After dreaming up Kaymbu one day, Lo recruited MIT Sloan School of Management classmates to help develop the app out of the now-defunct MIT Beehive Cooperative, a space for MIT entrepreneurs. “Kaymbu” was Lo’s daughter way of pronouncing “Cambridge” when the family first moved to the city.
But there was one problem: They didn’t really have the engineering chops to build a pilot app for customers. So they had to be creative.
They downloaded onto a handful of iPads a free app that only allowed someone to take pictures and add captions. Then they delivered those iPads to eight different preschools in the Cambridge area, having received permission from teachers and parents. “We said, ‘Take pictures in class and add comments to them.’ At the end of the week, we’d pick the iPads up, bring them back to the Beehive, and fake the whole thing,” Lo says.

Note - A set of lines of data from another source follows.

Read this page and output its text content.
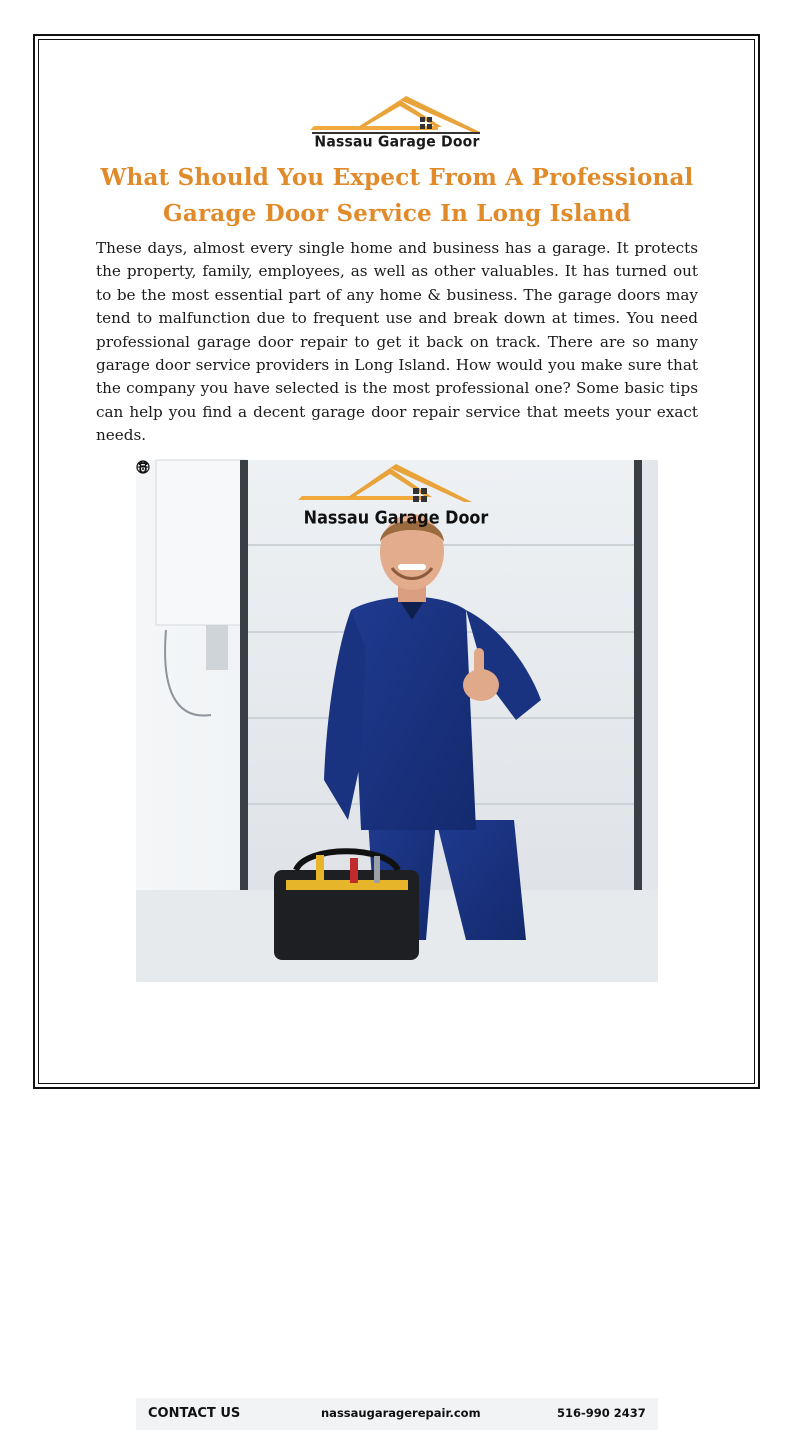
Nassau Garage Door
What Should You Expect From A Professional
Garage Door Service In Long Island
These days, almost every single home and business has a garage. It protects the property, family, employees, as well as other valuables. It has turned out to be the most essential part of any home & business. The garage doors may tend to malfunction due to frequent use and break down at times. You need professional garage door repair to get it back on track. There are so many garage door service providers in Long Island. How would you make sure that the company you have selected is the most professional one? Some basic tips can help you find a decent garage door repair service that meets your exact needs.
Nassau Garage Door
CONTACT US	nassaugaragerepair.com	516-990 2437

They would download the images and craft emails manually to send to parents, as if it were an automated system. Parents could also click buttons in the emails that connected them to an online forum to discuss the app. “It was this rinky-dink thing,” Lo says. “But the main thing was it worked. We got great feedback; everybody loved it.”
After a few weeks, two of the eight schools signed up as first customers for the product (and they remain customers today). In 2013, Kaymbu partnered with Boston-based app maker Rocket Insights to develop commercial Kaymbu apps and iPads. That summer, the company delivered the systems to schools across the state, before expanding nationally.
Proving Kaymbu’s commercial viability through early experiments with local schools was key to the company’s success, Lo says. This was something engrained in him through MIT Sloan classes, and through mentors at the Martin Trust Center for MIT Entrepreneurship and the Venture Mentoring Service.
“That was a theme that came through on many different settings at MIT: experiment,” he says. “Don’t try to find the perfect solution, create things quickly and get rapid feedback and adapt, and adapt, and adapt. That was the initial catalyst to getting this off the ground.”